2.3.1 Processing Instructions

After initial in situ collection, time becomes a highly relevant factor due to the water loss freshly harvested biomass samples experience immediately upon removal from the field. The following is a step by step guide on the proper weighing and oven-drying protocols for the determination of BWE:

Step One::

Weigh biomass samples while they are still full of water as soon as possible from the time of their removal from the soil. This should be done with the plants in a container placed on the scale after zeroing.
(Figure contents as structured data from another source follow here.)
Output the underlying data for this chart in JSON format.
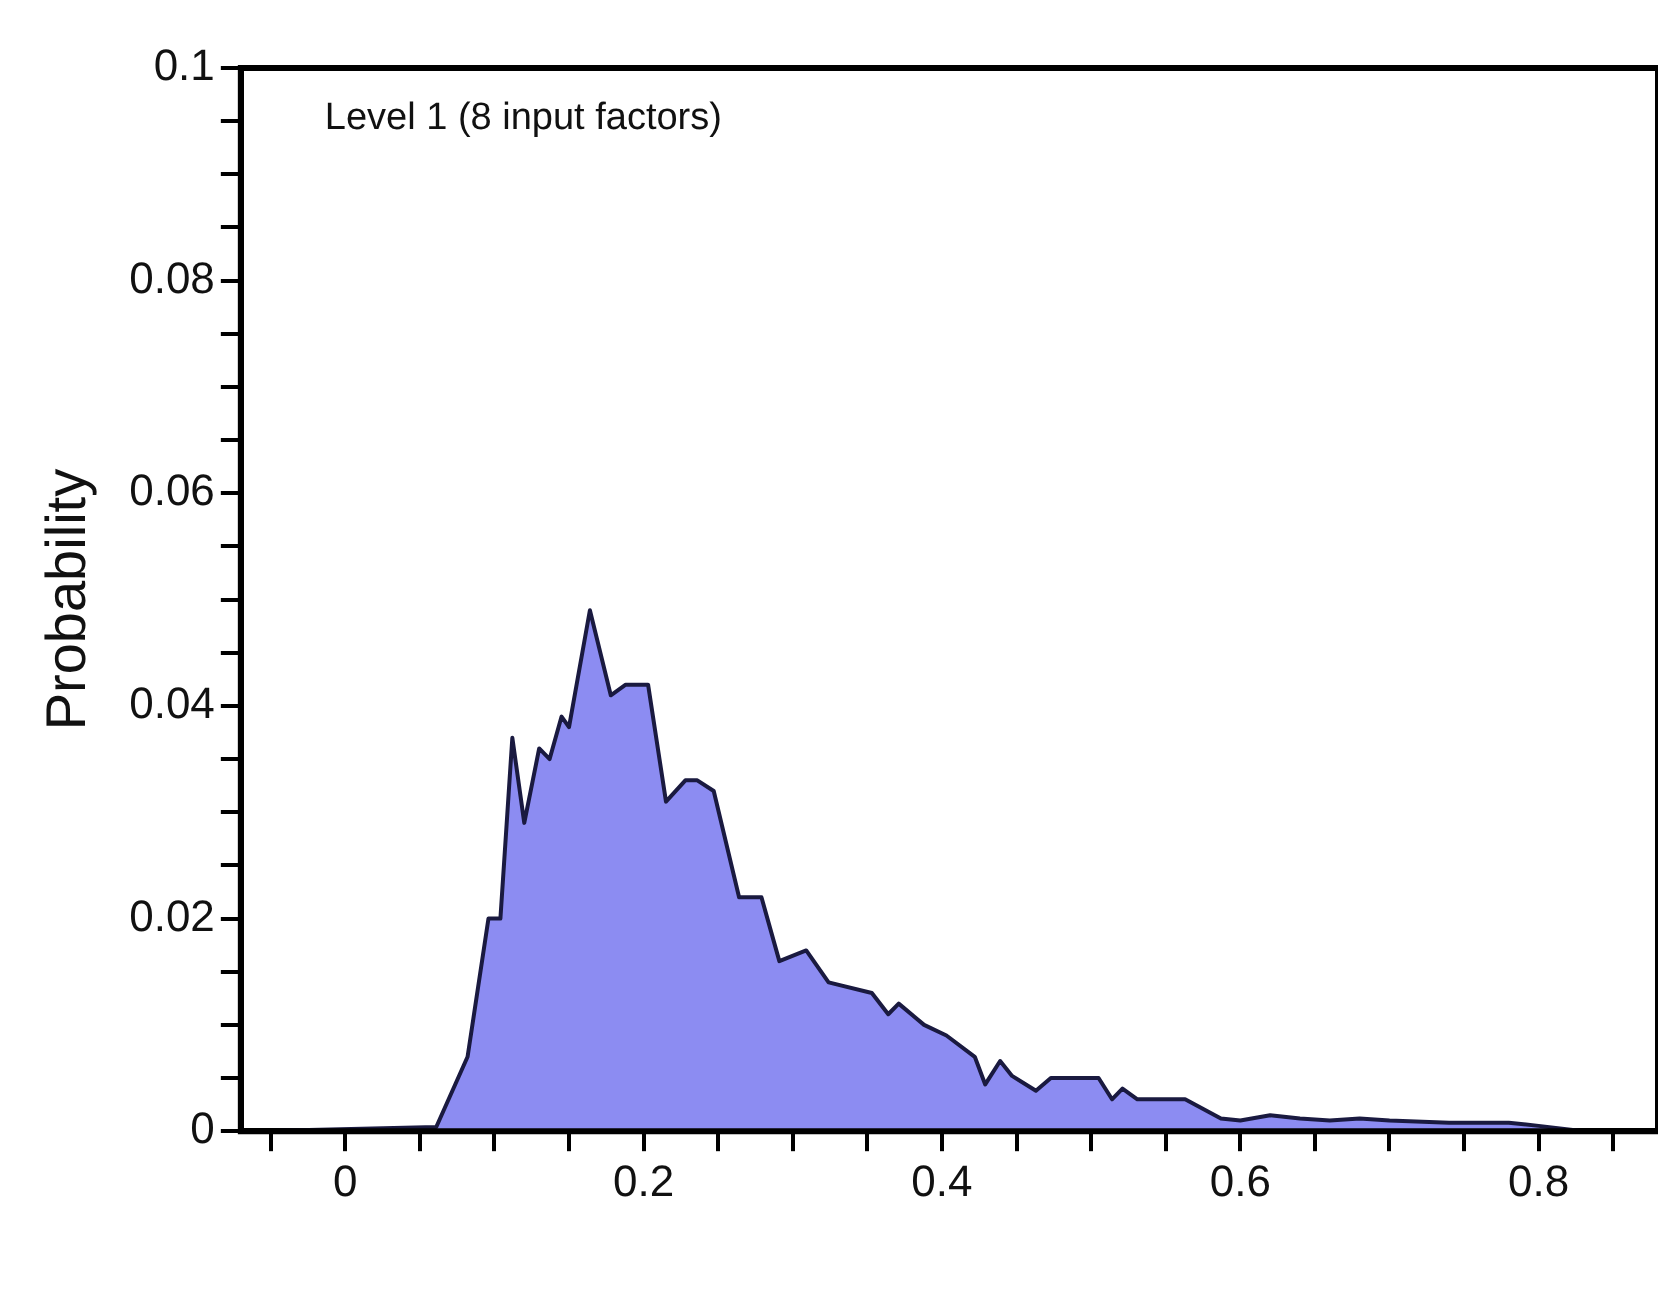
{
  "chart_data": {
    "type": "area",
    "ylabel": "Probability",
    "annotations": [
      "Level 1 (8 input factors)"
    ],
    "x": [
      -0.06,
      0.061,
      0.082,
      0.096,
      0.104,
      0.112,
      0.12,
      0.13,
      0.137,
      0.145,
      0.15,
      0.164,
      0.178,
      0.188,
      0.203,
      0.215,
      0.228,
      0.236,
      0.247,
      0.264,
      0.279,
      0.291,
      0.309,
      0.324,
      0.353,
      0.364,
      0.371,
      0.388,
      0.403,
      0.422,
      0.429,
      0.439,
      0.447,
      0.463,
      0.473,
      0.505,
      0.514,
      0.521,
      0.531,
      0.563,
      0.587,
      0.6,
      0.62,
      0.64,
      0.66,
      0.68,
      0.7,
      0.74,
      0.78,
      0.8,
      0.83
    ],
    "series": [
      {
        "color": "#8c8cf2",
        "values": [
          0,
          0.0004,
          0.007,
          0.02,
          0.02,
          0.037,
          0.029,
          0.036,
          0.035,
          0.039,
          0.038,
          0.049,
          0.041,
          0.042,
          0.042,
          0.031,
          0.033,
          0.033,
          0.032,
          0.022,
          0.022,
          0.016,
          0.017,
          0.014,
          0.013,
          0.011,
          0.012,
          0.01,
          0.009,
          0.007,
          0.0044,
          0.0066,
          0.0052,
          0.0038,
          0.005,
          0.005,
          0.003,
          0.004,
          0.003,
          0.003,
          0.0012,
          0.001,
          0.0015,
          0.0012,
          0.001,
          0.0012,
          0.001,
          0.0008,
          0.0008,
          0.0005,
          0
        ]
      }
    ],
    "xlim": [
      -0.07,
      0.88
    ],
    "xticks": [
      {
        "value": -0.05,
        "label": null
      },
      0,
      {
        "value": 0.05,
        "label": null
      },
      {
        "value": 0.1,
        "label": null
      },
      {
        "value": 0.15,
        "label": null
      },
      0.2,
      {
        "value": 0.25,
        "label": null
      },
      {
        "value": 0.3,
        "label": null
      },
      {
        "value": 0.35,
        "label": null
      },
      0.4,
      {
        "value": 0.45,
        "label": null
      },
      {
        "value": 0.5,
        "label": null
      },
      {
        "value": 0.55,
        "label": null
      },
      0.6,
      {
        "value": 0.65,
        "label": null
      },
      {
        "value": 0.7,
        "label": null
      },
      {
        "value": 0.75,
        "label": null
      },
      0.8,
      {
        "value": 0.85,
        "label": null
      }
    ],
    "ylim": [
      0,
      0.1
    ],
    "yticks": [
      0,
      {
        "value": 0.005,
        "label": null
      },
      {
        "value": 0.01,
        "label": null
      },
      {
        "value": 0.015,
        "label": null
      },
      0.02,
      {
        "value": 0.025,
        "label": null
      },
      {
        "value": 0.03,
        "label": null
      },
      {
        "value": 0.035,
        "label": null
      },
      0.04,
      {
        "value": 0.045,
        "label": null
      },
      {
        "value": 0.05,
        "label": null
      },
      {
        "value": 0.055,
        "label": null
      },
      0.06,
      {
        "value": 0.065,
        "label": null
      },
      {
        "value": 0.07,
        "label": null
      },
      {
        "value": 0.075,
        "label": null
      },
      0.08,
      {
        "value": 0.085,
        "label": null
      },
      {
        "value": 0.09,
        "label": null
      },
      {
        "value": 0.095,
        "label": null
      },
      0.1
    ],
    "grid": false,
    "legend": false,
    "marker": "none",
    "line_style": "solid"
  }
}
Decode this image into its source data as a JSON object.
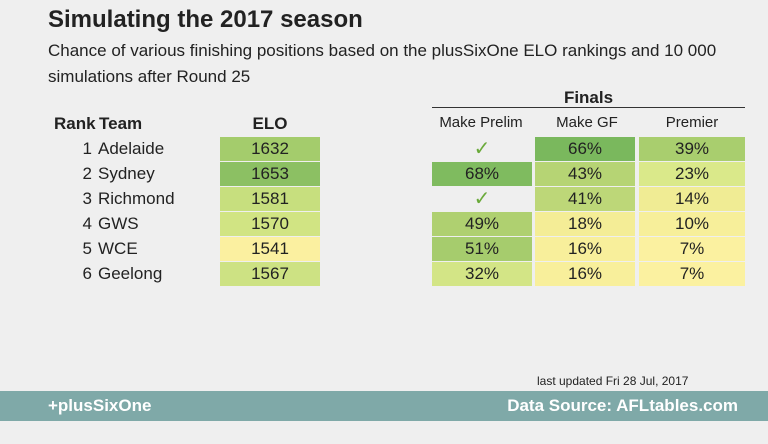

This can be difficult with fully grown maize plants but can be done if the plant is folded or cut within the container until it fits and then promptly weighed.

Step Two::

Dry the plants in a standard convection drying oven at 70 ° C for 120 h (can check mass at 96 h and 120 h to make sure it is not changing by more than 1% between time intervals; otherwise, continue for an additional 24 h).

Step Three::

Remove dried plants and weigh them once more.

2.4 Conclusions

The calibration process for the CRNS technique involves in situ sampling of biomass designed to quantify the hydrogen in its cellular structure and the water within. Traditional destructive biomass sampling is employed in a radial sampling pattern controlling for spatial variability of soil, water, and vegetation characteristics. This section provides detailed descriptions of biomass sampling procedures and the determination of BWE. The main limitation of this form of sampling is its time-consuming nature and therefore is limited to a few fields at a time. This works well for stationary CRNS locations where the BWE must be calculated for one singular field but becomes difficult when mobile versions of the CRNS technique are employed in which the BWE must be determined for many fields (see Franz et al. (2015) and Avery et al. (2016) for more details on the mobile aspects of this technology [4, 5]).